Criminal defense in Austin Texas.

Bonds, part 2. Personal, surety, cash, and cash deposit.

Posted By on December 4, 2008

Earlier I said a personal bond is the cheapest way to get out of jail.

So what is a personal bond exactly?

A personal bond is a promise by you, the accused, to show up to court each and every time you’re supposed to.  You don’t have to put any money down, or hire a lawyer or a bail bondsman.  The court just takes your word for it.

Of course there are consequences if you don’t.  Come back to court, I mean.  One is that Travis County will sue you.  Another is that the police will take you back to jail, if and when they catch up with you.

So why doesn’t everyone get a personal bond?  Because not everyone qualifies.  Generally, if you live here in Austin, or in Travis County, and you have a job, a place to live, and somebody who will vouch for you (mom*, friend, roommate, girlfriend), and a reasonably clean record, you will get a free bond.

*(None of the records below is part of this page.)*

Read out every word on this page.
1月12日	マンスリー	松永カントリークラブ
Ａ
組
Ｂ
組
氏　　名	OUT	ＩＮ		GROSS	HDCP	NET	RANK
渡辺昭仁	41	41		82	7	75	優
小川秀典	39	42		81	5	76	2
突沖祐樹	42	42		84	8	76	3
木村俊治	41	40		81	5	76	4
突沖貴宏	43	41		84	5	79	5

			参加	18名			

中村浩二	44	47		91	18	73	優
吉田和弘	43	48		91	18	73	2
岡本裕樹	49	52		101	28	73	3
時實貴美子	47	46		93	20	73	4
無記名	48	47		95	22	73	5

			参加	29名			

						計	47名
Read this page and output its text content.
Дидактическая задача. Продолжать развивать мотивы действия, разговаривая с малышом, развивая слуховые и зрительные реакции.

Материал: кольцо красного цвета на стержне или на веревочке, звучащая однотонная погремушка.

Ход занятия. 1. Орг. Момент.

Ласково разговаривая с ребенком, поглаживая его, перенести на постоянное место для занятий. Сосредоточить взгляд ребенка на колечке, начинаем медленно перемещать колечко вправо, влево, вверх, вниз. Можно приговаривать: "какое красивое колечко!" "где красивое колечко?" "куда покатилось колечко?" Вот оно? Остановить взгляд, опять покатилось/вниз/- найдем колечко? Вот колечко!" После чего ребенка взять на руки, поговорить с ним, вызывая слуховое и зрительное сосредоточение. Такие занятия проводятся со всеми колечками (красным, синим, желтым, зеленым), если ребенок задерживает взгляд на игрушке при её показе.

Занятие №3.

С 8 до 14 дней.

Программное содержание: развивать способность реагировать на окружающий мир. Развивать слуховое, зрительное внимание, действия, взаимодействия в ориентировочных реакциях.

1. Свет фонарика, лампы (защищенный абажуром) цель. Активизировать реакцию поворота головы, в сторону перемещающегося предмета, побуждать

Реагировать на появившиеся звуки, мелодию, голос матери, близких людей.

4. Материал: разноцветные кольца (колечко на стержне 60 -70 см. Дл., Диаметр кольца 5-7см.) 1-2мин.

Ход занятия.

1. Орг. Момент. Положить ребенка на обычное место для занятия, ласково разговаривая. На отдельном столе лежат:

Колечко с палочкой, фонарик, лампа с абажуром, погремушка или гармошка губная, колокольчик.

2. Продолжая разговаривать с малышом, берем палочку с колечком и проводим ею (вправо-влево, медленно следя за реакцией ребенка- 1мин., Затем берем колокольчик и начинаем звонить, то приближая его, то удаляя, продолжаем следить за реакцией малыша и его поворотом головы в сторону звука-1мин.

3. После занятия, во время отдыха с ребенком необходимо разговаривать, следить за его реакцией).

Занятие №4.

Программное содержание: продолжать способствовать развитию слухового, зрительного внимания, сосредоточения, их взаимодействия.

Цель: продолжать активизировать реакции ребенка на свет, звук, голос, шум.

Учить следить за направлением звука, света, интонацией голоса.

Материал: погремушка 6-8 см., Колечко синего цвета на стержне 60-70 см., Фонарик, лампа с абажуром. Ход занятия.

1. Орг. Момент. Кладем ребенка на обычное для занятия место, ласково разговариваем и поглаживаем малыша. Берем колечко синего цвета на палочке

On the other hand, if you don’t live in Travis County, or in Texas, or you’re on probation or parole, or this isn’t exactly your first rodeo, or it’s a family violence case, or the allegations are especially serious, you’re liable to need a lawyer or a bondsman.

A bondsman, as I said before, will post the amount of the bond for you, in exchange for a fee.  Well, he won’t exactly post it.  He’ll post a piece of paper, called a surety (or a surety bond), that’ll be filed with the papers in the case.  The paper says the bondsman will be responsible – will pay the court the bond money – if you don’t show up for court.  In other words, instead of taking just your word for it, they’re taking his word and your word as well.

Lawyers can post sureties, but many don’t.  I can’t speak for others, but my own feeling is that bail bonding is it’s own business, and it’s one I’m happy to leave to bail bondsmen.  Plus, I’m no Duane Chapman, and don’t want to be one.